Heathrow airport is to run a reduced flight schedule tomorrow (Sunday February 5), "in order to minimise the disruption to passengers caused by forecast snow and adverse weather".
BAA said that with a total of 5-10cm of snow expected to accumulate overnight, and with a 30 per cent chance of up to 15cm, it has taken the decision to cancel around 30 per cent of flights, The airport operator added that additional cancellations "may be made on a rolling basis".
BAA said that reduced visibility and possible freezing fog on Sunday would reduce capacity at Heathrow, adding that "without reductions to the flight schedule there would be significant disruption to flights and passengers at Heathrow".
However the operator said that it expects "the percentage of passengers who are able to fly to be higher than 70 per cent as airlines will transfer people between flights".
Heathrow's COO Normand Boivin, said: "This decision ensures that the greatest number of passengers can fly with the minimum amount of disruption. It also means that those passengers whose flights are cancelled will know in advance, and can make alternative arrangements or rebook in relative comfort."

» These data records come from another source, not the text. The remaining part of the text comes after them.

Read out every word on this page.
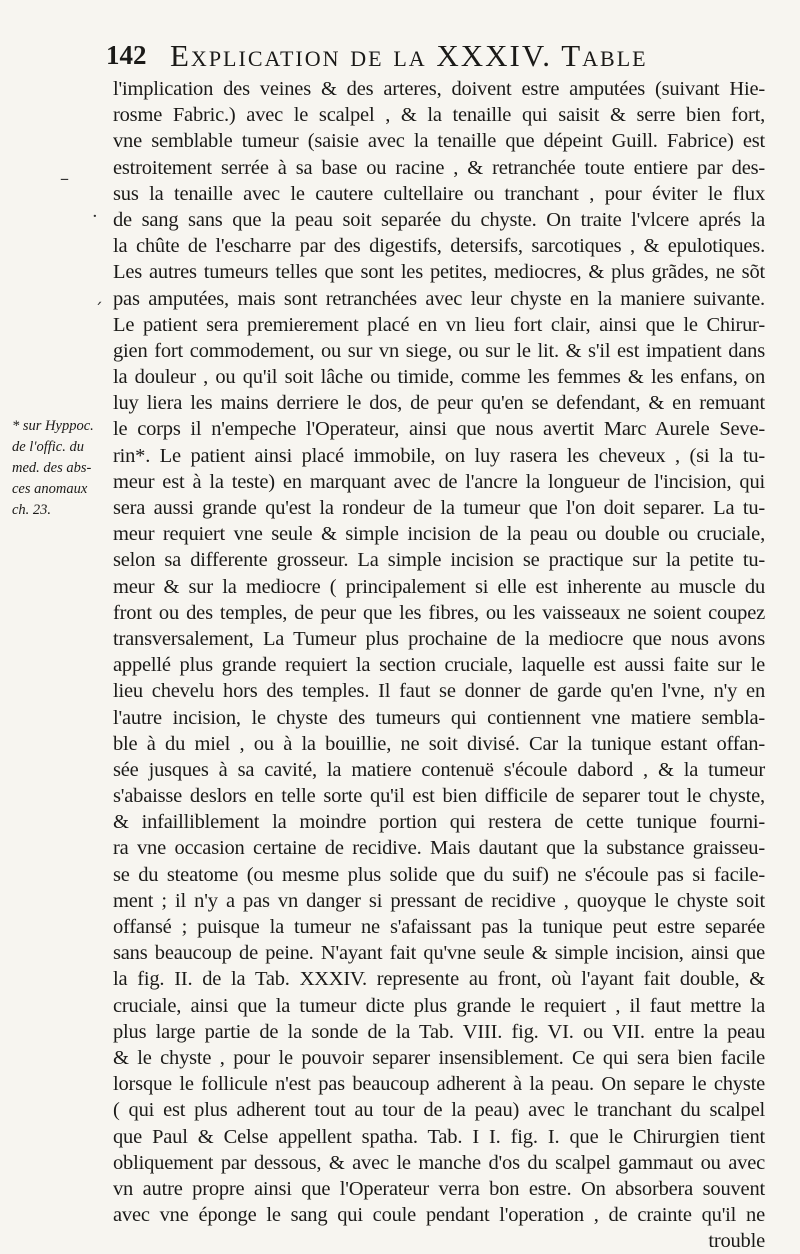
142 Explication de la XXXIV. Table
* sur Hyppoc.
de l'offic. du
med. des abs-
ces anomaux
ch. 23.
–
·
´
l'implication des veines & des arteres, doivent estre amputées (suivant Hie-
rosme Fabric.) avec le scalpel , & la tenaille qui saisit & serre bien fort,
vne semblable tumeur (saisie avec la tenaille que dépeint Guill. Fabrice) est
estroitement serrée à sa base ou racine , & retranchée toute entiere par des-
sus la tenaille avec le cautere cultellaire ou tranchant , pour éviter le flux
de sang sans que la peau soit separée du chyste. On traite l'vlcere aprés la
la chûte de l'escharre par des digestifs, detersifs, sarcotiques , & epulotiques.
Les autres tumeurs telles que sont les petites, mediocres, & plus grãdes, ne sõt
pas amputées, mais sont retranchées avec leur chyste en la maniere suivante.
Le patient sera premierement placé en vn lieu fort clair, ainsi que le Chirur-
gien fort commodement, ou sur vn siege, ou sur le lit. & s'il est impatient dans
la douleur , ou qu'il soit lâche ou timide, comme les femmes & les enfans, on
luy liera les mains derriere le dos, de peur qu'en se defendant, & en remuant
le corps il n'empeche l'Operateur, ainsi que nous avertit Marc Aurele Seve-
rin*. Le patient ainsi placé immobile, on luy rasera les cheveux , (si la tu-
meur est à la teste) en marquant avec de l'ancre la longueur de l'incision, qui
sera aussi grande qu'est la rondeur de la tumeur que l'on doit separer. La tu-
meur requiert vne seule & simple incision de la peau ou double ou cruciale,
selon sa differente grosseur. La simple incision se practique sur la petite tu-
meur & sur la mediocre ( principalement si elle est inherente au muscle du
front ou des temples, de peur que les fibres, ou les vaisseaux ne soient coupez
transversalement, La Tumeur plus prochaine de la mediocre que nous avons
appellé plus grande requiert la section cruciale, laquelle est aussi faite sur le
lieu chevelu hors des temples. Il faut se donner de garde qu'en l'vne, n'y en
l'autre incision, le chyste des tumeurs qui contiennent vne matiere sembla-
ble à du miel , ou à la bouillie, ne soit divisé. Car la tunique estant offan-
sée jusques à sa cavité, la matiere contenuë s'écoule dabord , & la tumeur
s'abaisse deslors en telle sorte qu'il est bien difficile de separer tout le chyste,
& infailliblement la moindre portion qui restera de cette tunique fourni-
ra vne occasion certaine de recidive. Mais dautant que la substance graisseu-
se du steatome (ou mesme plus solide que du suif) ne s'écoule pas si facile-
ment ; il n'y a pas vn danger si pressant de recidive , quoyque le chyste soit
offansé ; puisque la tumeur ne s'afaissant pas la tunique peut estre separée
sans beaucoup de peine. N'ayant fait qu'vne seule & simple incision, ainsi que
la fig. II. de la Tab. XXXIV. represente au front, où l'ayant fait double, &
cruciale, ainsi que la tumeur dicte plus grande le requiert , il faut mettre la
plus large partie de la sonde de la Tab. VIII. fig. VI. ou VII. entre la peau
& le chyste , pour le pouvoir separer insensiblement. Ce qui sera bien facile
lorsque le follicule n'est pas beaucoup adherent à la peau. On separe le chyste
( qui est plus adherent tout au tour de la peau) avec le tranchant du scalpel
que Paul & Celse appellent spatha. Tab. I I. fig. I. que le Chirurgien tient
obliquement par dessous, & avec le manche d'os du scalpel gammaut ou avec
vn autre propre ainsi que l'Operateur verra bon estre. On absorbera souvent
avec vne éponge le sang qui coule pendant l'operation , de crainte qu'il ne
trouble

As of 2115 on Saturday February 4, the Heathrow airport website homepage said:
"Tomorrow's updated flight schedules are available from your airline; please check your flight's status before setting out. Our website will be updated as information becomes available."
BA's website is carrying the following advice, last updated at 1835:
"Due to the adverse weather conditions forecast in the southeast of England this weekend, BAA, Heathrow airlines, and air traffic control have agreed to introduce a reduced flight schedule at Heathrow on Sunday 5 February in order to minimise disruption to passengers.
"We are complying with this request and have now published our revised Heathrow schedule for Sunday.
"We are currently planning to operate a normal schedule at London Gatwick and London City.
"This is subject to change at short notice, so please continue to check here for any further updates."